What’s happening in Switzerland?
Yesterday the Swiss National Bank announced they would no longer keep the Franc pegged to the Euro. The currency immediately jumped about 20%, roiling the markets. Some currency trading firms have been wiped out. They also lowered the deposit rates for banks to -0.75% to discourage inflows. Why did they do this?
The Swiss Franc has been pegged to the Euro since August of 2011. Lately, the Euro has been falling as markets anticipate a new round of quantitative easing by the European Central Bank. But it’s not just Europe: the Euro is falling; the Yen has been falling; the Russian Ruble has collapsed; there is speculation that the Swedes may cut rates; and collapsing oil prices have put pressure on the Norwegian Krona and Canadian Dollar.
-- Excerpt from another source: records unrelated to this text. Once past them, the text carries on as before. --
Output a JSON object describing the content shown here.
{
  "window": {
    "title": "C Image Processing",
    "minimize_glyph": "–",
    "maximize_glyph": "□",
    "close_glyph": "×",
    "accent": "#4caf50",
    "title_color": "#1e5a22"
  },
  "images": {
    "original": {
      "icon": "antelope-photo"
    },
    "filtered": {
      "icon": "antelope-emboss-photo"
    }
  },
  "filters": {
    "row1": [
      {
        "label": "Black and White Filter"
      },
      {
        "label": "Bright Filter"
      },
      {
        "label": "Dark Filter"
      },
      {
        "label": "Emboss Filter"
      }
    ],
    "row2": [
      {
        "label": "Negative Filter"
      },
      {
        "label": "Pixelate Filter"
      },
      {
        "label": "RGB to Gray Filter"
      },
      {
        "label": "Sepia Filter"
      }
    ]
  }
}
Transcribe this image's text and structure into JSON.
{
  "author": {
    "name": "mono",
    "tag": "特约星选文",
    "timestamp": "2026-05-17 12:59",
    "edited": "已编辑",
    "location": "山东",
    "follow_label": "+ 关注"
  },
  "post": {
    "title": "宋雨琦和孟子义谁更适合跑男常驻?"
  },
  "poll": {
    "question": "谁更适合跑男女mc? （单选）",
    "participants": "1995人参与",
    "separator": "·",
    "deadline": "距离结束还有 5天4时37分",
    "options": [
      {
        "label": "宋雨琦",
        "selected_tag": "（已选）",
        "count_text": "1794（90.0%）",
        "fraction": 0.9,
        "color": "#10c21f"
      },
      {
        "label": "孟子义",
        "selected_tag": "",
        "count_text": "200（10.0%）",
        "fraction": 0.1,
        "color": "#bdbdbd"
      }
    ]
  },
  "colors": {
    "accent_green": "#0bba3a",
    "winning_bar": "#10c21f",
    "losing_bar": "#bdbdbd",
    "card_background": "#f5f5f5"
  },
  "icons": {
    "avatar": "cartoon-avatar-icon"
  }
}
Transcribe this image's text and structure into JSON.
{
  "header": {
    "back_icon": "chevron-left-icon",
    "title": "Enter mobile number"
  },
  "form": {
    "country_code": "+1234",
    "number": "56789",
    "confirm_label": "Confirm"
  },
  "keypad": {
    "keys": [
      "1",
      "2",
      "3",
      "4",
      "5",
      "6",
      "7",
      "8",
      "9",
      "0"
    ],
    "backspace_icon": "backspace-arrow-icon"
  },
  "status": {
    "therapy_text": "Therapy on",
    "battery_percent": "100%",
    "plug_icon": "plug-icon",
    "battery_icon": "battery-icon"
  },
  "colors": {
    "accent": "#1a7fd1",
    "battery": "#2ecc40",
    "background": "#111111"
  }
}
The Swiss just declared that they are a neutral party in this currency war. The currency peg had required them to amass huge Euro balances—more than their entire economy. If the ECB expands Quantitative Easing, that will only increase. So the Swiss stepped away.
Source: Wall Street Journal
Their action only increases the turmoil in Europe. Switzerland may no longer be a “family estate” of the larger Euro-zone, but their economy is integrated with the rest of the world. If there really is a full-fledged currency conflict, there will be a lot of casualties.